Kenya’s foreign exchange reserves have fallen to a three-month low on increased dollar outflows.

The shilling has also been hit hard, sliding to a six-month low against the greenback on Tuesday.

The forex reserves dropped to $7.92 billion (Sh823.04 billion) or an equivalent of 5.23 months of imports cover on July 6.

This is the lowest since March 30 when they stood at $7.73 billion (Sh803.30 billion) or 5.11 months of import cover.
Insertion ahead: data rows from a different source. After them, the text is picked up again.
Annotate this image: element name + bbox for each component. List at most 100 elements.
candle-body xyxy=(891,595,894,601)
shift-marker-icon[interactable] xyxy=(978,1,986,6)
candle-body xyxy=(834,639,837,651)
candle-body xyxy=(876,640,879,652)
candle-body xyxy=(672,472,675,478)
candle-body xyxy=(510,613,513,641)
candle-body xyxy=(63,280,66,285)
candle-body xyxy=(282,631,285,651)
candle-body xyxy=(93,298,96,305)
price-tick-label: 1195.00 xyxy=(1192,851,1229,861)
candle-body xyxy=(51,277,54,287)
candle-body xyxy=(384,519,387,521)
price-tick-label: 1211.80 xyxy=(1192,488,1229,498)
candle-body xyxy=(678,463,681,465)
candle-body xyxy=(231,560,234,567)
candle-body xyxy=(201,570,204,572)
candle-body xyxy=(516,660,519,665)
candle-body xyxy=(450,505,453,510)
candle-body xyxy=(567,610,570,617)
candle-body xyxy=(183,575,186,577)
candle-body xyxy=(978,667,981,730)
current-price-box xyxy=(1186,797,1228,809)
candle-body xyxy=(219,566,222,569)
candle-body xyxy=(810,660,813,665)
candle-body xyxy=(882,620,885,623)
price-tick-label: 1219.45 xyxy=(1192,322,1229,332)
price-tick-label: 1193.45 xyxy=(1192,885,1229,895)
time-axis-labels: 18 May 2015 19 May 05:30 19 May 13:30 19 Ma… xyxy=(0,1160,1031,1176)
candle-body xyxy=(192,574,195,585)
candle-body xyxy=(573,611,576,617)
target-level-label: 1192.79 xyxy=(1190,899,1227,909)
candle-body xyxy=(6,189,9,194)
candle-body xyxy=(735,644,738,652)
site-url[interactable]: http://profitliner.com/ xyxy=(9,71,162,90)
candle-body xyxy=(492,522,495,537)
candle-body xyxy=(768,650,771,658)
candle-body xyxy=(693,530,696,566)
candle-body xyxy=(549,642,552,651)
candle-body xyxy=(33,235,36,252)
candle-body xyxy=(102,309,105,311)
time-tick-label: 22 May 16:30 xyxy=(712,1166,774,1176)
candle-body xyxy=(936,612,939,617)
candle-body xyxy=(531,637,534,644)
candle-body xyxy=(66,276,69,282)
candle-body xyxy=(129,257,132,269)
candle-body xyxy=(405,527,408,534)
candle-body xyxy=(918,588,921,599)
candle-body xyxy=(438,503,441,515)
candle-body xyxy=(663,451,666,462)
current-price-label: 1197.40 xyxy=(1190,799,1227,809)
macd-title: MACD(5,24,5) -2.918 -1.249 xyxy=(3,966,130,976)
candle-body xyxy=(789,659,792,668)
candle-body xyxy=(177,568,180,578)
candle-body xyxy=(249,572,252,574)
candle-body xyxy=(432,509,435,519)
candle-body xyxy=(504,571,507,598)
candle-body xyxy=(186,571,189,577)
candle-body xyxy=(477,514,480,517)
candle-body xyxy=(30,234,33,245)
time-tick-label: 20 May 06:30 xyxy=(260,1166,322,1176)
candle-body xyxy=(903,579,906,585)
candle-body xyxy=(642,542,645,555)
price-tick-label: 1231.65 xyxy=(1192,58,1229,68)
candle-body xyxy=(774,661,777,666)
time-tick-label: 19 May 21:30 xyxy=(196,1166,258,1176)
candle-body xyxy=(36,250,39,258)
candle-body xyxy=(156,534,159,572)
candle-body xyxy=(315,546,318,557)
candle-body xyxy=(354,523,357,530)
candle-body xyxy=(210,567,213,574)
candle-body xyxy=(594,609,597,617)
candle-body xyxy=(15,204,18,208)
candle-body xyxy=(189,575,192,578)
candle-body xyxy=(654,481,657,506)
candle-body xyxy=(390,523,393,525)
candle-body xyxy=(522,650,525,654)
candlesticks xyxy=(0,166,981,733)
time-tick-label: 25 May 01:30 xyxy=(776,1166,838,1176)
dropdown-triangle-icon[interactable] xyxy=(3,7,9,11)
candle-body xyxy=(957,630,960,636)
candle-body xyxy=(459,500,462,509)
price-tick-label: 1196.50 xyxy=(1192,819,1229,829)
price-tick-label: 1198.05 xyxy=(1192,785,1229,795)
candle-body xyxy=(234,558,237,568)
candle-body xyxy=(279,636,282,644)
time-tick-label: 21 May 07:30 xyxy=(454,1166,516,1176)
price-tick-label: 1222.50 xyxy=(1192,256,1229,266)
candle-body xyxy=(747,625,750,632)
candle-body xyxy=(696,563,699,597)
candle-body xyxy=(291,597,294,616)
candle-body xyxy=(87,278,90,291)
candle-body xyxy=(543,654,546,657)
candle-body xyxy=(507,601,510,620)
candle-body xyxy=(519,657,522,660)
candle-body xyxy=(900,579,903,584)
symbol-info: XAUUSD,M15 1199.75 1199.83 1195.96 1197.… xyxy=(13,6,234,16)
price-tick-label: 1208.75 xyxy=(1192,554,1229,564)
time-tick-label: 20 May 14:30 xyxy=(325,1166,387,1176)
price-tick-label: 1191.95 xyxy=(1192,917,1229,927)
Regional economist at Stanbic Bank #ticker:CFC, Jibran Qureishi attributed the drop to semi-annual $90 million (ShSh9.35 billion) coupon payment on $2.75 billion Eurobond, dividend payment season, increased maize and sugar imports, and a slowdown in tea receipts.

“What we normally see in June is that there’s a confluence of risks for reserves… because generally the dollar demand is usually high.

If you look at the fundamentals of the balance of payment right now, there’s a slowdown in tea receipts and, at the same time, there’s a bit of elevated demand (for dollar) because there’s importation of maize and sugar going on,” Mr Qureishi said.

The $986.9 million (Sh102.55 billion) loan from the Chinese government, $800 million (Sh83.13 billion) syndicated commercial loan and $450 million (Sh46.76 billion) loan from the Preferential Trade Area and African Export Import Bank had helped lift reserves to a historic high of $8.31 billion (Sh863.57 billion) in April 27.

This was from a low of $6.97 billion (Sh724.32 billion) on March 16.

They have since fallen by about $390 million (Sh40.53 billion) or 4.69 per cent but still are within the statutory requirement of four months of import cover and 4.5 of the East African Community preference.